Are there any issues using the cards newer than the 4350 in regards of low dot clocks? I seem to recall from my days using soft-15khz that the 4350 was the last card produced to achieve low dot clocks...??
Good question. The way I understood it, the dot clock limit is based on the actual design of the card and the components used, not the specific chip, though could be wrong.
I wonder if there's any way to test the dot clock and start some sort of list of cards (by exact model number) with low dot clocks.

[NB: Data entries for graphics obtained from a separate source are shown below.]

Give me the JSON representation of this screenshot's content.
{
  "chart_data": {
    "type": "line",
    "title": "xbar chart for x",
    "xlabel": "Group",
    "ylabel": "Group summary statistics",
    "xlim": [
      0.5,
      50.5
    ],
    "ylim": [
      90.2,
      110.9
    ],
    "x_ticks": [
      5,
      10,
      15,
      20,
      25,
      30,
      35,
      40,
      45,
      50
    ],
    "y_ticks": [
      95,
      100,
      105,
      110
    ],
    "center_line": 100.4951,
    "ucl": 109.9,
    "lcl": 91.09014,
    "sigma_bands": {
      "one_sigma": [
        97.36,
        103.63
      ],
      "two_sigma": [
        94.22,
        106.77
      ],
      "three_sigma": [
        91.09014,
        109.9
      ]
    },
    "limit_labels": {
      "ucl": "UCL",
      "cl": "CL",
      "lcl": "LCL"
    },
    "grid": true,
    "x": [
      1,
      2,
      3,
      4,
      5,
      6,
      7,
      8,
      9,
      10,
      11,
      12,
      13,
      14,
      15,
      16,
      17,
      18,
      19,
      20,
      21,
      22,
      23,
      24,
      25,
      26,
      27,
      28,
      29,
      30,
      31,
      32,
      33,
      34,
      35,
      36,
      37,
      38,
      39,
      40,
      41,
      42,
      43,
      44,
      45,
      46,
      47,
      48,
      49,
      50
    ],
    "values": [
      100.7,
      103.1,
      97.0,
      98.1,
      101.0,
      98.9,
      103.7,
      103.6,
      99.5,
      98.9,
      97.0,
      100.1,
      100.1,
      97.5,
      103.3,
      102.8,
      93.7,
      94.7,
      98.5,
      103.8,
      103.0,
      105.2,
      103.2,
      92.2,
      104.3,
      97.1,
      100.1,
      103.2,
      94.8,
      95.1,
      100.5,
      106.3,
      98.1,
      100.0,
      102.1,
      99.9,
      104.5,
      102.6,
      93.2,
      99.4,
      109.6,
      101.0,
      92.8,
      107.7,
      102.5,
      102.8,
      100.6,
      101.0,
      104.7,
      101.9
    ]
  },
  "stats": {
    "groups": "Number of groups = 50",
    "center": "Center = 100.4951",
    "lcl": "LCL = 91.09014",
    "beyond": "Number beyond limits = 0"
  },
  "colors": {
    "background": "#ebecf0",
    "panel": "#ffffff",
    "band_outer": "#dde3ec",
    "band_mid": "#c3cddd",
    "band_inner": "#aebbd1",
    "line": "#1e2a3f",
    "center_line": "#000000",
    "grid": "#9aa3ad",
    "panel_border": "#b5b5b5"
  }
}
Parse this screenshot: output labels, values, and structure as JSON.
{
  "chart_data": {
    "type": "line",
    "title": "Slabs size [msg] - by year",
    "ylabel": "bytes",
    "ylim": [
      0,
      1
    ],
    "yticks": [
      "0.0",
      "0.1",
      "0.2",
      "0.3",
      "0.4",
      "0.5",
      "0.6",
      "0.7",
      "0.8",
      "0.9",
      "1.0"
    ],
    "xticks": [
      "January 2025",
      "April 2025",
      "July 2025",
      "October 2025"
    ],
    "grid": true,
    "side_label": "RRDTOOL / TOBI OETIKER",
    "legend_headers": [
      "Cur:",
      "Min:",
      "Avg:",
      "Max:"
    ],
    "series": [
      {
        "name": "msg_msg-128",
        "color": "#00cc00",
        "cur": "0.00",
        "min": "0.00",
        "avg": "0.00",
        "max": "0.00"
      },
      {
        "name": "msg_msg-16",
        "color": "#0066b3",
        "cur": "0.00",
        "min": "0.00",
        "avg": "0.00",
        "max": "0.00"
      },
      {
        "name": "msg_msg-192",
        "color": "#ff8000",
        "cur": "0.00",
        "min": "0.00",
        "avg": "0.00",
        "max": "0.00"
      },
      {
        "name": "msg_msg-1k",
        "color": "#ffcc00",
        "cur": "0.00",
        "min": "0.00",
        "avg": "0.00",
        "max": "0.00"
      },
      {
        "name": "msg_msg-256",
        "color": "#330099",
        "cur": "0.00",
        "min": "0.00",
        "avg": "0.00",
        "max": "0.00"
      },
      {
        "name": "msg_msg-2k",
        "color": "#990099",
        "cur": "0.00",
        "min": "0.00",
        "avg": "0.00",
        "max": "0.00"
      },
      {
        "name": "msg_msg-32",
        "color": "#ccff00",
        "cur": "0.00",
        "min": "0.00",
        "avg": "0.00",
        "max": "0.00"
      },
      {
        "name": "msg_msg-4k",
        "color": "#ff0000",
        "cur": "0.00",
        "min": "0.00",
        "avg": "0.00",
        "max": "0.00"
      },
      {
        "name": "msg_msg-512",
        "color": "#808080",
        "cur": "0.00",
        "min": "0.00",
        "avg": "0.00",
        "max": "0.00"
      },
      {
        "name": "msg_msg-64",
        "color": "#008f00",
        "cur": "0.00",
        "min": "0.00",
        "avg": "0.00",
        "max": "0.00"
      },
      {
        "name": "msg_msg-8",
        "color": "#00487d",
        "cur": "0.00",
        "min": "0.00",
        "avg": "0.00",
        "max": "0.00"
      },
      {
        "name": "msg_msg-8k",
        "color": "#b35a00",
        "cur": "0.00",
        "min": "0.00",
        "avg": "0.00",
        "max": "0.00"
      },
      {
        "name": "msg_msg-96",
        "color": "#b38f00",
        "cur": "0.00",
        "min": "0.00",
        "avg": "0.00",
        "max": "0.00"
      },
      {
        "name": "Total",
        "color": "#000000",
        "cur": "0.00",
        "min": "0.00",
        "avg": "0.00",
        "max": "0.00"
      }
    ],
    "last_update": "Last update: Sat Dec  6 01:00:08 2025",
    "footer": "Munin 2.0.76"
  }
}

According to the experience with Linux (and the patches done by bitbytebit), the dotclock lower limit seems to be software related. There's probably no physical limitation of the hardware that prevents it from getting lower dotclocks. But drivers limit achievable dotclocks between some upper and lower limits they get from the videocard's rom (not always).
A dotclock is a frequency value. When you request a given dotclock to the driver, it needs to program the PLL dividers, in order to convert the videocard's master clock frequency (i.e. 400 MHz) into the frequency (dotclock) we are requesting. It's an arithmetic problem. Drivers contain specific algorithms to achieve that, which depend on the chipset. So some chipsets may work better with some values than others. The problem here is that not all achievable dotclocks are stable, so picking the right algorithm is critical as this is a common source of troubles for driver developers it seems.
Now, for older ATI cards I've tested (R 9250, R X300), even if they're BIOS sets a limit for their lower dotclocks (which required a specific patch in GroovyArcade), that value seems to be happily ignored by Windows drivers, which admit nearly any imaginable dotclock for these cards.
The problems started with later models of the X family, and for the whole HD 2000 and HD 3000 families. For those cards, Windows drivers seem to use a dotclock's lower limit of around 7 MHz. That makes them not the best choice for emulation, as they will refuse to work with resolutions lower than 384x or 400x, unless you set huge porches to artificially increase the dotclocks required. Fortunately we can still use these cards by creating modes with double width, so Mame will scale the frame and the result will be perfect. But anyway, it's better to pick one card that can natively do really low resolutions, as there are more emulators other than MAME that may not be so smart.
Fortunately, HD 4000 family can, again, do any low dotclock, as it was the case of older cards. We don't have patched drivers for anything above HD 4000, and probably won't, so one card of this family is the best choice if you wan't to have a full working 15 KHz card while still have a relatively modern (or not so ancient at least) card.
Probably that 7 MHz limit of the other cards could be unlocked by patching the Catalyst video drivers, but that could (or could not) be a collosal task, and after all you can get a more modern card from the HD 4000 for a few dollars.